Memprihatinkan, DPRD Sikka Minta Kelas di MTs Nangahale Diperbaiki
MAUMERE — Pembangunan tiga ruang kelas sekolah MTs Nangahale kecamatan Talibura kabupaten Sikka mendesak untuk dilakukan sebab sangat memprihatinkan. Kejadian tersebut menganggu proses belajar mengajar di kampung relokasi akibat bencana gempa dan tsunami tahun 1992 tersebut.

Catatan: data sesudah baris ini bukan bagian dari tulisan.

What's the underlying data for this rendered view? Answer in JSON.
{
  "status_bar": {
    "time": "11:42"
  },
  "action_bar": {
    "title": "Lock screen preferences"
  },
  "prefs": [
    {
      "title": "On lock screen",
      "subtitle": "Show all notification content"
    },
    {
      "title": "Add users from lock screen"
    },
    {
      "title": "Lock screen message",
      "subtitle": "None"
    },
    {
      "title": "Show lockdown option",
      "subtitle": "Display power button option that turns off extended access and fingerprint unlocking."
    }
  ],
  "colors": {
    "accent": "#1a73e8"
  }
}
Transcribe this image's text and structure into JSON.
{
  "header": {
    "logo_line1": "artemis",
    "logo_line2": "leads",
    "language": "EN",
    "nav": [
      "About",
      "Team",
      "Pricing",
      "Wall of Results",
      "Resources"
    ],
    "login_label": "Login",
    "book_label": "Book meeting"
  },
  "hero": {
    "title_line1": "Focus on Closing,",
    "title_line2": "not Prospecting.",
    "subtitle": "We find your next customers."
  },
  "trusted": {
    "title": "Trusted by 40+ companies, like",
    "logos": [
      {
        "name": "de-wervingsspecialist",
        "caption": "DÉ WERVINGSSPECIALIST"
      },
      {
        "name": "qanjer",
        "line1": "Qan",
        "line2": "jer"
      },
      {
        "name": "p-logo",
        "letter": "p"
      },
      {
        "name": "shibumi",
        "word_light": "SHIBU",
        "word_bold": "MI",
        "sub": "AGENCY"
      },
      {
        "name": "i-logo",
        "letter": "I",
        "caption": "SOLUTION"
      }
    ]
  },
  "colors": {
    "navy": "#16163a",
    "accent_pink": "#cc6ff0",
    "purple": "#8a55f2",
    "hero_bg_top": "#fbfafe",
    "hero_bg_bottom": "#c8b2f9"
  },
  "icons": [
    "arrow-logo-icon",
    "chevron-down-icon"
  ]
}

“Kondisi bangunannya sangat memprihatinkan sehingga bila dananya memungkinkan maka bisa dianggarkan dalam APBD Perubahan tahun 2017 ini agar bisa segera diperbaiki,” pinta Afriuds Aeng, Anggota DPRD kabupaten Sikka saat rapat Badan Anggaran bersama kepala Dinas Pendidikan, Kepemudaan dan Olahraga (PKO) di ruang rapat paripurna DPRD Sikka, Selasa (3/10/2017).

Afriud juga berpesan, apabila dana tidak memungkinkan maka dalam APBD 2018 pembangunan tiga ruang kelas ini menjadi prioritas sebab para murid dan guru merasa was-was saat kegiatan belajar mengajar karena takut plafon runtuh dan menimbulkan kecelakaan.
“Sebelum terjadi permasalahan, sebaiknya dinas PKO Sikka segera menyikapi hal ini dan segera turun ke lapangan untuk memastikan,” ungkapnya.
Sementara itu, Kepala dinas Pendidikan, Kepemudaan dan Olahraga (PKO) kabupaten Sikka Simon Subsidi, SSos menjelaskan, terkait bangunan ruang kelas MTs Nangahale, pihaknya sudah menganggarkannya untuk diperbaiki dalam APBD 2018 nanti.
Simon juga memastikan bahwa beberapa bangunan sekolah yang mengalami kerusakan dan belum diperbaiki juga telah didata dan akan diakomodir untuk diperbaiki di tahun 2018 nanti mengingat anggaran tahun 2017 mengalami defisit.